IL: What’s the most fun aspect of your job?
Serving alongside the wonderful people on our team. Also, having the opportunity to learn all that I do from our customers.
IL: How do you like to spend your time when you’re not working?
My happy place is standing in a mountain stream, with my wife and two kids nearby, casting a fly rod and not caring if I catch anything. I enjoy date nights with my wife; we’ve been married for more than 10 years, and people who see us out think we’re on our first date. I also love sitting around a fire pit with lifelong friends, having great conversations.
Right Makes Might
Visit the FHI website and one of the first things you see is the tag line, “Hard work. Done right.” That’s more than just a slogan, according to Ryan Wall. “It’s the DNA of our brand,” he says. “We want the tough jobs that companies have a hard time getting people to do.”
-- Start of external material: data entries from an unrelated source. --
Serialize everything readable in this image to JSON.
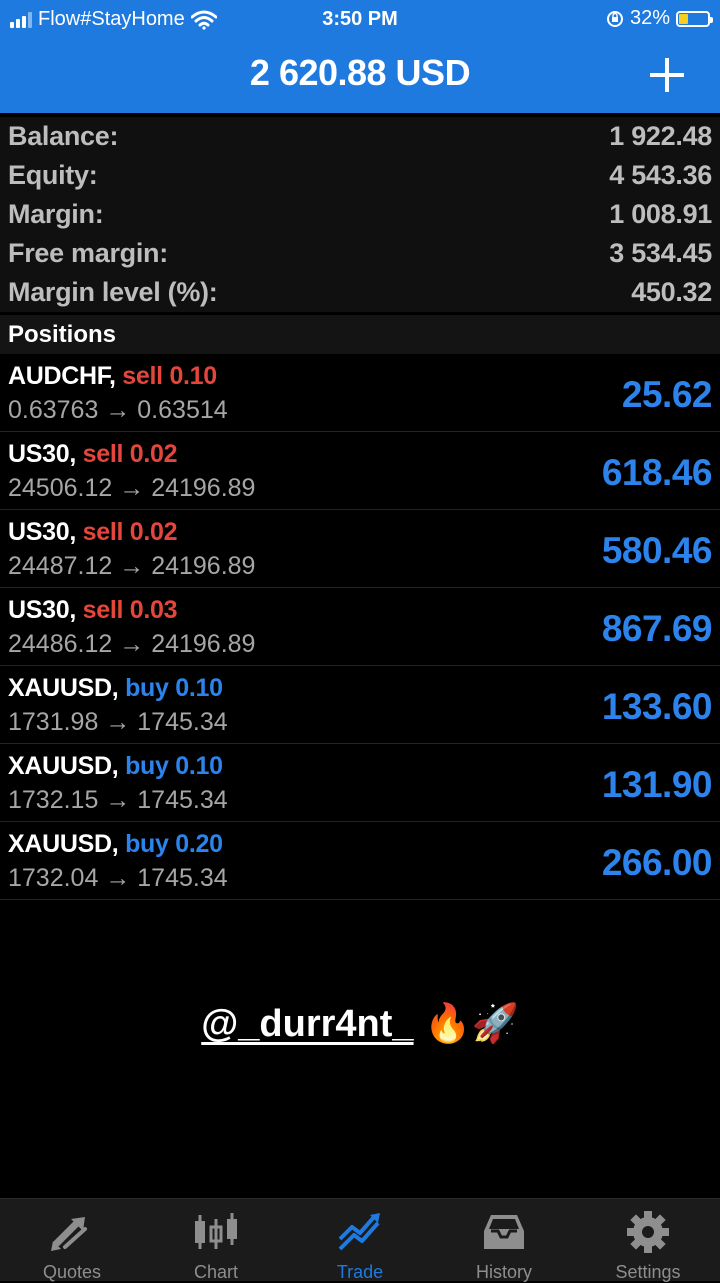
{
  "status_bar": {
    "carrier": "Flow#StayHome",
    "time": "3:50 PM",
    "battery": "32%"
  },
  "header": {
    "title": "2 620.88 USD"
  },
  "summary": [
    {
      "label": "Balance:",
      "value": "1 922.48"
    },
    {
      "label": "Equity:",
      "value": "4 543.36"
    },
    {
      "label": "Margin:",
      "value": "1 008.91"
    },
    {
      "label": "Free margin:",
      "value": "3 534.45"
    },
    {
      "label": "Margin level (%):",
      "value": "450.32"
    }
  ],
  "positions_header": "Positions",
  "positions": [
    {
      "symbol": "AUDCHF,",
      "type": "sell",
      "volume": "0.10",
      "open": "0.63763",
      "current": "0.63514",
      "profit": "25.62"
    },
    {
      "symbol": "US30,",
      "type": "sell",
      "volume": "0.02",
      "open": "24506.12",
      "current": "24196.89",
      "profit": "618.46"
    },
    {
      "symbol": "US30,",
      "type": "sell",
      "volume": "0.02",
      "open": "24487.12",
      "current": "24196.89",
      "profit": "580.46"
    },
    {
      "symbol": "US30,",
      "type": "sell",
      "volume": "0.03",
      "open": "24486.12",
      "current": "24196.89",
      "profit": "867.69"
    },
    {
      "symbol": "XAUUSD,",
      "type": "buy",
      "volume": "0.10",
      "open": "1731.98",
      "current": "1745.34",
      "profit": "133.60"
    },
    {
      "symbol": "XAUUSD,",
      "type": "buy",
      "volume": "0.10",
      "open": "1732.15",
      "current": "1745.34",
      "profit": "131.90"
    },
    {
      "symbol": "XAUUSD,",
      "type": "buy",
      "volume": "0.20",
      "open": "1732.04",
      "current": "1745.34",
      "profit": "266.00"
    }
  ],
  "watermark": {
    "handle": "@_durr4nt_",
    "emoji": "🔥🚀"
  },
  "tabs": [
    {
      "label": "Quotes",
      "icon": "quotes-arrows-icon",
      "active": false
    },
    {
      "label": "Chart",
      "icon": "candlestick-chart-icon",
      "active": false
    },
    {
      "label": "Trade",
      "icon": "trade-trend-icon",
      "active": true
    },
    {
      "label": "History",
      "icon": "inbox-tray-icon",
      "active": false
    },
    {
      "label": "Settings",
      "icon": "gear-icon",
      "active": false
    }
  ],
  "colors": {
    "header_blue": "#1f7ae0",
    "sell_red": "#e4463b",
    "buy_blue": "#2c83ec",
    "background": "#000000"
  }
}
The “done right” part doesn’t mean the company claims a history of 100-percent perfection, Wall cautions. Everyone blunders now and then. That’s a given, and it’s where you get the chance to impress your customers.
“Your reputation for doing things right has more stickiness when it’s based on how you handle yourself when something goes wrong,” Wall says. “It comes down to the humility and the grace with which we respond when we make mistakes.”